In an interview on Leading, a podcast from Alastair Campbell and Rory Stewart, co-hosts of The Rest is Politics, Microsoft and Gates Foundation co-founder Bill Gates talks about his perception of the dangers of AI.
"The key thing is that the good guys have better AIs than the bad guys," Gates says. "The issues is not the AIs getting out of control, it's AIs by people with ill intent being more powerful."
"Just take cyber defence. If the good guys' cyber defence AI is as good or better than the bad guys' cyber attack AI, then that's a good situation. And you're not going to stop development of AI globally. Somebody can argue that maybe you should try and do that and create a world army to go around and invade computer labs, but not many people are pushing on that. And so you're going to have these increasingly powerful AIs that hopefully the good guys stay ahead on."
Gates won't name and shame who he believes to be a bad guy or a good guy in this analogy, though he does call out Russia's instigation of an attack against Ukraine. Otherwise, Gates hopes most countries are planning to work sensibly with AI.
"Hopefully most countries want to see this stuff shaped appropriately," Gates says.
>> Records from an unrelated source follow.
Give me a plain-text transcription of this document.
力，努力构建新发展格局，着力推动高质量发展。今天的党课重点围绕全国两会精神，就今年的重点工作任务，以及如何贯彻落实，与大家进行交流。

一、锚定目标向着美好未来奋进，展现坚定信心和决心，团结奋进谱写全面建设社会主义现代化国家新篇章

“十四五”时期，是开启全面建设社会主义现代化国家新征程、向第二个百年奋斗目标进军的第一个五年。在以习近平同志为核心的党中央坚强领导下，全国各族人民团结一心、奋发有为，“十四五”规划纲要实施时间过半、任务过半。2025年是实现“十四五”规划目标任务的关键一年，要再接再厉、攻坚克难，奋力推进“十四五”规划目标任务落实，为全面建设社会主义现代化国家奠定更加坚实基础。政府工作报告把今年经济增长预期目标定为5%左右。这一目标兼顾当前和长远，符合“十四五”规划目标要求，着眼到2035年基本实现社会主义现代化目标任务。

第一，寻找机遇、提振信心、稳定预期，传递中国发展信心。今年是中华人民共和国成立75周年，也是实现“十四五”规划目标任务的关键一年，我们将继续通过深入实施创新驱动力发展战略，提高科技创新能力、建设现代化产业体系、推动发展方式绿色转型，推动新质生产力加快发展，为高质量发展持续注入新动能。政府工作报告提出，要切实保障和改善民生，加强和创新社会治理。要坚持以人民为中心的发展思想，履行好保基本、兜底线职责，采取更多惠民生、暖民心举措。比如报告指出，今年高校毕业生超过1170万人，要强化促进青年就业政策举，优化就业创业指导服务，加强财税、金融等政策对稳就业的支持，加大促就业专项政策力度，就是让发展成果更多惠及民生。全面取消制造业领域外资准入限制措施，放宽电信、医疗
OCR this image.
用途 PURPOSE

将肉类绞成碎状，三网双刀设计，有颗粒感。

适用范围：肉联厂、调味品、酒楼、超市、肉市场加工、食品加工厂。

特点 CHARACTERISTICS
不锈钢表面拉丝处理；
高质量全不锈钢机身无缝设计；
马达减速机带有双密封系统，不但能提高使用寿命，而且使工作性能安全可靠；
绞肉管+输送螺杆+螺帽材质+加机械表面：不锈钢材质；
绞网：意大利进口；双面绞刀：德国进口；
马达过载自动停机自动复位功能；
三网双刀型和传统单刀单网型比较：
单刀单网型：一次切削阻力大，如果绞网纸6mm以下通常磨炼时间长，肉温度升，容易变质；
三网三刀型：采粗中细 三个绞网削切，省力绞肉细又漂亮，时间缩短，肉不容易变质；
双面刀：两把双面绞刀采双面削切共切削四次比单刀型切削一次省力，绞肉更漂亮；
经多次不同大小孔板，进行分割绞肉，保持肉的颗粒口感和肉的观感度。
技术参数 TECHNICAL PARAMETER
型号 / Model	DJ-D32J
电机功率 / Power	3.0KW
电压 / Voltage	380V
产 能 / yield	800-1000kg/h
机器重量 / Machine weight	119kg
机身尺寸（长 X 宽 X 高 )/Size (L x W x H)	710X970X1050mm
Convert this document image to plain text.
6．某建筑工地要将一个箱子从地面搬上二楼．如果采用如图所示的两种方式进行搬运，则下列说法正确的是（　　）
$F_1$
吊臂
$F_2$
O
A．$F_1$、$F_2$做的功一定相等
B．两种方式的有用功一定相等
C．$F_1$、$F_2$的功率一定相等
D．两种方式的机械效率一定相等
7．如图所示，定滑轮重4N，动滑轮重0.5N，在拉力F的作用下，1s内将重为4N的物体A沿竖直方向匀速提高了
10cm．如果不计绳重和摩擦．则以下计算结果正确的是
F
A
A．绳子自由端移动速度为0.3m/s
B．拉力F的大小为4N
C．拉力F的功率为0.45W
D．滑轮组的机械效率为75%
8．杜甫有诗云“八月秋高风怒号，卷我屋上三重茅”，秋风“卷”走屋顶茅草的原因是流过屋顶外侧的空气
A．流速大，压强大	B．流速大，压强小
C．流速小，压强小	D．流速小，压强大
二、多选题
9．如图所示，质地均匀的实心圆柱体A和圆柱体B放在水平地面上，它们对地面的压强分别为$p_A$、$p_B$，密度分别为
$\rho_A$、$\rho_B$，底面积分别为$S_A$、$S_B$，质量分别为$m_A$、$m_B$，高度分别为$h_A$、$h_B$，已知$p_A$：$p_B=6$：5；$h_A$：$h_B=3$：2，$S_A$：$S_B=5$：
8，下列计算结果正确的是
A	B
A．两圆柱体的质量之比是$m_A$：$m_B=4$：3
Though Gates also notes during the episode that individual countries have less to do with the shaping of AI. This, Gates says, is due to the government market for AI being much, much smaller than the business and consumer markets.
Previous watershed technologies, including the birth of microprocessors, which was a big driving factor behind Gates' early success at Microsoft, were massively government funded in their early days.
"Governments have a challenge in that they aren't the early people who funded it [AI]. If you actually go way back 20 or 30 years ago, it was government research money, but now it's the Google, Microsoft, etc. The R&D money is huge."
Gates still works closely with Microsoft, which has teamed up with the AI software market leader, OpenAI. Gates talks to that lot, too, led by Sam Altman. With these companies charging into an AI future, it's perhaps not surprising that Gates comes across as a wary admirer of what's possible with artificial intelligence—understanding the impact AI can have on the market, and already has in ways, but keen to point out that it must be shaped to avoid dangers.
"Whenever you have innovations they're kind of neutral, in a way, and they can end up empowering just the rich, or they can end up having unexpected negative side effects. With AI we can already say that bad people can use this for a tool for cyberattack or designing weapons of bioterrorism. So, we have to shape this so that the good things, like tutors for kids who need to learn, better medical advice, we need to shape this and have great AIs that are doing cyber defence.
Your next machine
Gates concludes, "Yeah I share all the concerns, but I also see the positives as being incredibly large."
There's one topic that frequently comes up in conversation when I speak with people about the future of AI, and that's the fear of an AI system gone haywire and ending the human race. Perhaps it's the popular media that's existed for decades now that perpetuates this thinking, or we just see something in a general artificial intelligence that sounds intrinsically dangerous. But is it the AI or the humans wielding it to blame?
I'd still hold there's some degree of uncertainty around the safety of what's known as a artificial general intelligence—the potential for an AI system that no longer acts in accordance with the human actors that created it or use it. That's nothing to worry about yet, however, as we've not quite cracked an AI with the all-round smarts of a human.
You can listen to the full interview with Gates over the Leading podcast, which is available on Spotify, Audible, Apple Podcasts, among others. It's worth a listen, if not for Gates talking about AI but what it's like to have conspiracy theorists shout at him in the street for allegedly tracking them.